Trouwens, ik at heel lekker in het restaurant waar Mon zijn kamer
huurde.
Er bleef vaak genoeg over van de dagschotel op het menu zodat ik gratis mocht
mee eten met het personeel van de zaak. In ruil hielp ik dan met opdienen tijdens een drukke zondag of stak in de keuken een handje toe.
Het was allemaal fijn geregeld vond ik, en stilaan kwam ik tot rust.
Maar voor de zoveelste keer in mijn leven zou ook dat niet blijven duren.
Toen ik de brieven van de
jeugdrechtbank had gelezen, was het maar goed dat ik alleen op Mon's kamer zat. Ik weet niet of ik anders mijn woede in de hand had kunnen houden wanneer ik voor
mijn pleegouders had gestaan.
In die brieven kon ik lezen dat er
een vergoeding betaald zou worden aan mijn pleegouders ten bate
van mijn schoolopleiding. Een schoolopleiding die de jeugdrechter vooropgesteld had voor mijn vrijlating uit het internaat.
Elke maand kregen zij -200bf bovenop de wettelijke kinderbijslag. Bovenop hadden zij een school toelage gekregen van 500bf, en dat zouden ze elk jaar
weer krijgen bij het begin van elk schooljaar.
Eveneens hadden ze 500bf kledinggeld gekregen, en ook dat kregen ze jaarlijks
zolang ik in hun midden was.
Het waren misschien geen grote
sommen, maar wanneer ik bedacht dat er nooit één cent aan mij besteed was, begon mijn bloed te koken.
Zelfs op mijn eten werd beknibbeld want elk stom voorval werd aangegrepen om
mij zonder eten te zetten.
In de klas had ik amper een pen om te schrijven, laat staan dat ik het andere
nodige schoolgerief had.
Het verklaarde ook het feit dat ze er geen graten in zagen wanneer ik
noodgedwongen de school verliet en ging werken.
Het verklaarde waarom er op de drukkerij geen verzekeringspapieren konden
worden ingevuld na mijn auto-ongeluk met R, Ze hadden mij doodgewoon niet
ingeschreven als werkende, want dan zouden ze de toelage verliezen.
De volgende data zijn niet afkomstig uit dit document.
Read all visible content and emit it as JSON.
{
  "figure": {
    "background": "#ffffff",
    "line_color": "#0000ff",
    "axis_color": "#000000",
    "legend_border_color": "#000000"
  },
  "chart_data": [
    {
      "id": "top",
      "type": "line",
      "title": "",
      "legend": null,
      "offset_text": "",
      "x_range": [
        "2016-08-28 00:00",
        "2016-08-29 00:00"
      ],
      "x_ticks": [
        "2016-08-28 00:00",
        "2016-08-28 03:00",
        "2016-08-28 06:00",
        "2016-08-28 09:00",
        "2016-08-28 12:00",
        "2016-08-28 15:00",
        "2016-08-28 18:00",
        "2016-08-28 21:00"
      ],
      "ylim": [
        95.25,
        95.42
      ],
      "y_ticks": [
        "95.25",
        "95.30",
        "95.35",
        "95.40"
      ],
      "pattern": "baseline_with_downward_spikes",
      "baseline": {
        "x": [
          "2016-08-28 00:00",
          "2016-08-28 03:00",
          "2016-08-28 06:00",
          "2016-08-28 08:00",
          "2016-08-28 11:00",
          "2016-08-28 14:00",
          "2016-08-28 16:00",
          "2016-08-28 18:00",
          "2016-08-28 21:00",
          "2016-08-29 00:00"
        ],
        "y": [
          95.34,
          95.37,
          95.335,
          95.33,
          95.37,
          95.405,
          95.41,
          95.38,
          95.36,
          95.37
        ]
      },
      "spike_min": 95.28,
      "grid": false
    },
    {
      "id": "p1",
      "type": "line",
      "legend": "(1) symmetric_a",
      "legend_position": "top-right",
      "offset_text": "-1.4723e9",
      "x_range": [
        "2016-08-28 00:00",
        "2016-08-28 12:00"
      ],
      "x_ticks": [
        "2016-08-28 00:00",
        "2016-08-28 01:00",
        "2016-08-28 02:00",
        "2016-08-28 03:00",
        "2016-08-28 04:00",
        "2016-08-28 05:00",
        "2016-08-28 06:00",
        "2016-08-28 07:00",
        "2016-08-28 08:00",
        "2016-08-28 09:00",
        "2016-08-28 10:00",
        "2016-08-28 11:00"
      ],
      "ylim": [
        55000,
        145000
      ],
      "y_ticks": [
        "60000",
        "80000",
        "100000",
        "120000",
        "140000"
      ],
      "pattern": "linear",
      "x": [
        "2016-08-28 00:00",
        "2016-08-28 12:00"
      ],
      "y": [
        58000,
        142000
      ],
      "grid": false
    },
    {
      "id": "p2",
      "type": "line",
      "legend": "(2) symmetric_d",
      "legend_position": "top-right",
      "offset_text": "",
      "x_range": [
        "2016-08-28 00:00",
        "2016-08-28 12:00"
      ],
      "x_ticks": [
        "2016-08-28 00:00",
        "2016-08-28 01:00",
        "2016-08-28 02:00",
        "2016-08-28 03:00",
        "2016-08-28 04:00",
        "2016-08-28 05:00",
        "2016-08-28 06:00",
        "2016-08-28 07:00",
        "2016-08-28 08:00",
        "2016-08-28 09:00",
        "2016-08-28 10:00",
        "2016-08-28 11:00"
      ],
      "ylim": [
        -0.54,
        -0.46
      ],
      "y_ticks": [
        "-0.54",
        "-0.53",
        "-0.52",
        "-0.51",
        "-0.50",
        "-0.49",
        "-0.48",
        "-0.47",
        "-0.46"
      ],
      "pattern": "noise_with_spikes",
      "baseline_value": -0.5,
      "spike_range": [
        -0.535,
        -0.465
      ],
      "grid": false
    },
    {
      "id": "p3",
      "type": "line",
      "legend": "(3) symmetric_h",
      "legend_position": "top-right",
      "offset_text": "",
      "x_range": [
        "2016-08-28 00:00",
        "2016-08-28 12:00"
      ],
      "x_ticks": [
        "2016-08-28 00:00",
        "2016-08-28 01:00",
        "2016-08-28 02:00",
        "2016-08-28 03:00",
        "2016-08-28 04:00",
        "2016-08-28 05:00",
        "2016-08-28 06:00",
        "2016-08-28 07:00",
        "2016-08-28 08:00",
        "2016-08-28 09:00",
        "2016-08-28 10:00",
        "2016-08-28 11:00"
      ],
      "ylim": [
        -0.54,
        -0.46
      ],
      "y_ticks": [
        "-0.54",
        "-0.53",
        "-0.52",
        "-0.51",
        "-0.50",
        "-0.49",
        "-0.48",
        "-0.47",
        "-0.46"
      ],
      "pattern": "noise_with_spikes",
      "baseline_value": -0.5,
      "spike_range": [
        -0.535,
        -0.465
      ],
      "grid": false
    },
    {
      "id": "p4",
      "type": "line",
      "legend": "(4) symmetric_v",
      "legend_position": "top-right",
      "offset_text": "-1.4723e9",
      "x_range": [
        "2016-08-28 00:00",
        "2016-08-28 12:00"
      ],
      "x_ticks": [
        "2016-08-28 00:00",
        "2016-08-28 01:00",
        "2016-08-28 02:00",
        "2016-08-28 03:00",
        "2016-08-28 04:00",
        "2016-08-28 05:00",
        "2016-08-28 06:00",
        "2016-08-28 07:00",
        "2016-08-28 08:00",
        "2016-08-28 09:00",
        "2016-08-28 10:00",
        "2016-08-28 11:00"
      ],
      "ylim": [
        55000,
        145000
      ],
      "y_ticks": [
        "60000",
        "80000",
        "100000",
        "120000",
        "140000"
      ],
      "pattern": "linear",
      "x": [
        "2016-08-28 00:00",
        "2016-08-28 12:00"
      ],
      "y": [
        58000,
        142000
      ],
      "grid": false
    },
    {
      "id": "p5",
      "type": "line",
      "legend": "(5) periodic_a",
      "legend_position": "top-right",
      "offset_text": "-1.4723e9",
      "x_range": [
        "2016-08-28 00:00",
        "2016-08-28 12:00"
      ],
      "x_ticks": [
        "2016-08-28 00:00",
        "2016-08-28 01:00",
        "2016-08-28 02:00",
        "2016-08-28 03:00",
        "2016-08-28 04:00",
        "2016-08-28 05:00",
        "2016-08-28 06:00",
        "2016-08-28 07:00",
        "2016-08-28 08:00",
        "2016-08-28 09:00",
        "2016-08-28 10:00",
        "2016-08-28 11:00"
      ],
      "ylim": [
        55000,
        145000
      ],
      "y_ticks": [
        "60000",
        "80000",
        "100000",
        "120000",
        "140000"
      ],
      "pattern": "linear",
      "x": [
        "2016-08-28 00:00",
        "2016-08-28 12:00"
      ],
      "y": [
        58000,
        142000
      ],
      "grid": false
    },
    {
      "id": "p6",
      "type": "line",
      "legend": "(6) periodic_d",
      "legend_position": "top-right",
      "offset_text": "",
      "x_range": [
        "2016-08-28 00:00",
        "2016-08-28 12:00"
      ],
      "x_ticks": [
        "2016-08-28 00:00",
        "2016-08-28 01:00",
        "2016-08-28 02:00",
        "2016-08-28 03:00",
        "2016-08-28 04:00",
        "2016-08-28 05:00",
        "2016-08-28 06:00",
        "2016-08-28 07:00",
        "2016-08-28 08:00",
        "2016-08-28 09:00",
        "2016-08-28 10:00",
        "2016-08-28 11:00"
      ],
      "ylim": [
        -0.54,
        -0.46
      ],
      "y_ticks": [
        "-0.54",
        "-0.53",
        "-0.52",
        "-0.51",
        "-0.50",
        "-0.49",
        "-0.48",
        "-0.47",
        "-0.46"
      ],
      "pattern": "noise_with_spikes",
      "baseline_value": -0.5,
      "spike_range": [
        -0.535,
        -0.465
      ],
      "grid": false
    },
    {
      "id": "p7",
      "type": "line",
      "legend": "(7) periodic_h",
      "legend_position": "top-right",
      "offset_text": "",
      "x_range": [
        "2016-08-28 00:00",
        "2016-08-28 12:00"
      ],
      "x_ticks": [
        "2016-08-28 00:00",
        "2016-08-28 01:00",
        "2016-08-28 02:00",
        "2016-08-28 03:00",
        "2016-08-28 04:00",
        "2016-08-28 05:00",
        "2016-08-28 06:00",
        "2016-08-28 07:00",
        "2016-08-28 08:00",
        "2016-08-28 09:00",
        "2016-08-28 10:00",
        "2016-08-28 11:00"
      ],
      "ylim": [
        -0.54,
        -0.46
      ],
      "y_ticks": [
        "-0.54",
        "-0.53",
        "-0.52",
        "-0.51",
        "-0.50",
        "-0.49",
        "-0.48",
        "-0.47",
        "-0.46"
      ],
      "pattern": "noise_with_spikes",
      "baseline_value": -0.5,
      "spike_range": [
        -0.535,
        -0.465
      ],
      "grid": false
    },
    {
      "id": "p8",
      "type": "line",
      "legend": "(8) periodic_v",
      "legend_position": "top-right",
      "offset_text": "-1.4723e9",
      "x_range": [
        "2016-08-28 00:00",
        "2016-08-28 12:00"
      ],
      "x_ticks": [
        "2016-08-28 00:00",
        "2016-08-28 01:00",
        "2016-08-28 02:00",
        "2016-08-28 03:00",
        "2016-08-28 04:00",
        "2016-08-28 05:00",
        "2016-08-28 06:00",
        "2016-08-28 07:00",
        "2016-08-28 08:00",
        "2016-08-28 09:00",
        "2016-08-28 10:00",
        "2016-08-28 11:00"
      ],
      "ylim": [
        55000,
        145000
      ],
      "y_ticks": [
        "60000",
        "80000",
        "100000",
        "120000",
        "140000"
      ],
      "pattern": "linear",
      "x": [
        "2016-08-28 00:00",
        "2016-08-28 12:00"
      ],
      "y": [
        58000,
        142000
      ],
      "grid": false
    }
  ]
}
Nu hadden
ze een dubbel inkomen van mij, want ze hadden mijn bovenop de toelage ook mijn loon.
Het verklaarde eveneens waarom zij geen protest uitten wanneer ik met R op een
appartement ging wonen want ook dan zouden ze de toelage zijn kwijtgespeeld.
En het zou later ook verklaren welke stok de moeder van R gebruikt had om onze
relatie kapot te maken, (Maar daarover later meer).
Bij het lezen van al die brieven
werden er voor mij heel veel dingen duidelijk.
Vragen die ik mezelf vaak had gesteld en waar ik nooit een antwoord voor kon vinden.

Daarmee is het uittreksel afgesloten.